If studies on the short-run benefits of stimulus spending and the historical reality of public spending are examined, Keynesian macroeconomic policies that support stimulus spending make little sense, says Andrew Young, an associate professor of economics at West Virginia University.
- The effectiveness of Keynesian increases in government expenditures are determined by fiscal multipliers, which denote how large the increase or decrease in economic activity is for each federal dollar spent.
- Spending multipliers depend on an individual's marginal propensity to spend out of their incomes and their expectations of future tax liabilities.
- When stimulus spending increases the deficit, individuals reasonably expect that the future tax liabilities of the deficit incurred will crowd out the benefits of any spending.

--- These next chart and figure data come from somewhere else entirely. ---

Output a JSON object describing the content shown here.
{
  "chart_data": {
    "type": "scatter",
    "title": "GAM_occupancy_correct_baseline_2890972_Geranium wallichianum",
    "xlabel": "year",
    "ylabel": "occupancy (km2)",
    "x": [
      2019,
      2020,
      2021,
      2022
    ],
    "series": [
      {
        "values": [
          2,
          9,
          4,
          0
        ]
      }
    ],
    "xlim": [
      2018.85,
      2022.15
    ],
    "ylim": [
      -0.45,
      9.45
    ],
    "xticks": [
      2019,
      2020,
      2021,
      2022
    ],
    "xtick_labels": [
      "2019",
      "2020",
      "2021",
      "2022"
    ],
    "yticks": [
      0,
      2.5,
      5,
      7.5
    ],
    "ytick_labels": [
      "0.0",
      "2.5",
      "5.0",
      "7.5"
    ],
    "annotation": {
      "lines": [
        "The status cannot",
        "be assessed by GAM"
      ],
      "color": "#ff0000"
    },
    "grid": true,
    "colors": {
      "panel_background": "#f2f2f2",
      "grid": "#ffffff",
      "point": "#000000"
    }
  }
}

- Because stimulus is the result of the political process and suffers from diminishing returns, it is unlikely to be targeted in the most efficient manner at areas of "slack" in the economy.
- Mixed evidence from various studies suggests the spending multiplier is either greater or less than one, and most researchers, even those who support stimulus spending, acknowledge there are large long-run costs of deficit-financed fiscal stimulus.
- When governments use aggressive fiscal policy they create significant macroeconomic instability.
- Despite the scant evidence supporting fiscal stimulus, many politicians and pundits continue to call for increased government expenditures.
- The American Jobs Act, supported by President Obama in 2011, detailed $447 billion in stimulus spending but was largely blocked by House Republicans.